Bit RangeRegisterKey Bits
[7:0]MMFSR (MemManage)MMARVALID, DACCVIOL, IACCVIOL
[15:8]BFSR (BusFault)BFARVALID, PRECISERR, IMPRECISERR
[31:16]UFSR (UsageFault)UNDEFINSTR, INVSTATE, INVPC, UNALIGNED

Debugging a HardFault in GDB

# When the firmware hits the HardFault handler:
break hard_fault_handler_c
# After it breaks, examine the saved PC (faulting instruction)
print/x stack_frame[6]
# Look up which source line that address corresponds to
info line *0x08001A3C
# Examine the fault status registers
print/x *(uint32_t*)0xE000ED28 # CFSR
print/x *(uint32_t*)0xE000ED2C # HFSR
# Examine the faulting address (if MemManage or BusFault)
print/x *(uint32_t*)0xE000ED34 # MMFAR
print/x *(uint32_t*)0xE000ED38 # BFAR

ITM Trace Output



ITM (Instrumentation Trace Macrocell) is a hardware debug feature that sends data from the MCU to the debugger through the SWO (Serial Wire Output) pin. It provides printf-style output without consuming a UART.

ITM trace output path:
Firmware Cortex-M3 debug HW
+---------+ +------------------+
| ITM | write | ITM stimulus |
| PORT[0] |------->| port 0 |
| .u8 = c | +--------+---------+
+---------+ |
v
+------+------+
| TPIU |
| (Trace Port)|
+------+------+
|
SWO pin (PB3)
|
+------+------+
| ST-Link V2 |
+------+------+
|
+------+------+
| OpenOCD |
| /tmp/itm.fifo
+-------------+

Unlike UART printf debugging, ITM does not consume a UART peripheral and has minimal impact on timing. You can send trace messages, variable values, and timestamps through stimulus ports. The Blue Pill’s SWO pin is PB3 (shared with JTDO).

ITM Printf

/* Send a character via ITM stimulus port 0 */
void itm_putc(char c) {
while (ITM->PORT[0].u32 == 0); /* Wait until port is ready */
ITM->PORT[0].u8 = (uint8_t)c;
}
void itm_puts(const char *str) {
while (*str) {
itm_putc(*str++);
}
}

OpenOCD ITM Configuration

Terminal window
# In the OpenOCD telnet console (port 4444):
# Enable SWO trace at 72 MHz core clock, 2 MHz SWO baud
tpiu config internal /tmp/itm.fifo uart off 72000000 2000000
# Enable stimulus port 0
itm port 0 on
Terminal window
# In a separate terminal, read the ITM output:
cat /tmp/itm.fifo

Bug Hunt: The Five Bugs



Now apply everything above to find and fix five bugs in the challenge firmware. Here are hints for each bug, followed by solutions.
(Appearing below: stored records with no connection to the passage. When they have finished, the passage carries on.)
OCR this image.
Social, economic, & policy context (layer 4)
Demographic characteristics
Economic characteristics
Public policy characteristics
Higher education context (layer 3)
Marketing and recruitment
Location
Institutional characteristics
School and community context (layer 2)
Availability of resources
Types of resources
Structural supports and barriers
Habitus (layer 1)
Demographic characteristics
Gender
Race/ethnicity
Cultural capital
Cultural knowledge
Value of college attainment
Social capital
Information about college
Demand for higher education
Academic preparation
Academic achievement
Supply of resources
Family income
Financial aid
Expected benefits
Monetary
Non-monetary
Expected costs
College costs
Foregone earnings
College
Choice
Bug 1: HardFault on Peripheral Enable

Symptom: The firmware crashes immediately after calling sensor_init().

Debugging approach:

  1. Set a breakpoint at sensor_init() and step through line by line.
  2. When the HardFault triggers, examine the saved PC register in the fault handler.
  3. Look up the source line with info line *<PC>.
  4. Check: is the code dereferencing a pointer? Is that pointer valid?

Bug 2: Serial Output Stops After 10 Seconds

Symptom: The serial terminal shows data for about 10 seconds, then output freezes. The MCU does not reset, it just hangs.

Debugging approach:

  1. Let the firmware run until output stops.
  2. Press Ctrl+C in GDB to halt the CPU.
  3. Run backtrace to see where the CPU is stuck.
  4. If the backtrace shows deep recursion or the SP is near the bottom of RAM, you have a stack overflow.
  5. Check for recursive functions or large local arrays.
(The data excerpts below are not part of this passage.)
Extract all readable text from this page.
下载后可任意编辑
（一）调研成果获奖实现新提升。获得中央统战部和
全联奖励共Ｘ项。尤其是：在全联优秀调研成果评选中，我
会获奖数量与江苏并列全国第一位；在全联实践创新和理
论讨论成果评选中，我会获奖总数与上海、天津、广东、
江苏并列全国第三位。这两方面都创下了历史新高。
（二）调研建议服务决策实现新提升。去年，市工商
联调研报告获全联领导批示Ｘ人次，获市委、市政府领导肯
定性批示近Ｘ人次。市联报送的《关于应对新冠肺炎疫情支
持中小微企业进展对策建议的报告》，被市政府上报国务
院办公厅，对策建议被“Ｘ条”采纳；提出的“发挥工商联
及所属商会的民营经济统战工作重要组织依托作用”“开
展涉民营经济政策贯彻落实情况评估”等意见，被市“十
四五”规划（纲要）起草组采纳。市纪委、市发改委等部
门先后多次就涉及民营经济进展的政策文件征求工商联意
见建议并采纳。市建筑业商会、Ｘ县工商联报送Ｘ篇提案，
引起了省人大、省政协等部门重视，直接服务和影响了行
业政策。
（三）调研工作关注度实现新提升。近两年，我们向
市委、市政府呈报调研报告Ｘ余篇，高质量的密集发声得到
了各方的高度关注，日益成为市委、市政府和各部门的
Bug 3: ADC Readings Always Zero

Symptom: The ADC values displayed on serial are always 0 for all channels.

Debugging approach:

  1. Check if the ADC clock is enabled: x/xw 0x40021018 (RCC->APB2ENR).
  2. Check if the ADC is powered on: x/xw 0x40012408 (ADC1->CR2).
  3. Check the DMA buffer: x/3hx &adc_values.
  4. Compare the ADC configuration registers against the working code from Lesson 6.
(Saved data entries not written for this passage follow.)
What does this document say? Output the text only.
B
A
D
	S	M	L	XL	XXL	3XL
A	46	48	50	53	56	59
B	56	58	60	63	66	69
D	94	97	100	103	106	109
Bug 4: OLED Shows Corrupted Data

Symptom: The OLED display usually looks correct but occasionally shows garbled pixels or shifted text.

Debugging approach:

  1. Set a watchpoint on the framebuffer: watch framebuffer[0].
  2. Check if DMA and the main loop are both writing to the framebuffer simultaneously.
  3. Look for missing DMA completion checks before modifying the buffer.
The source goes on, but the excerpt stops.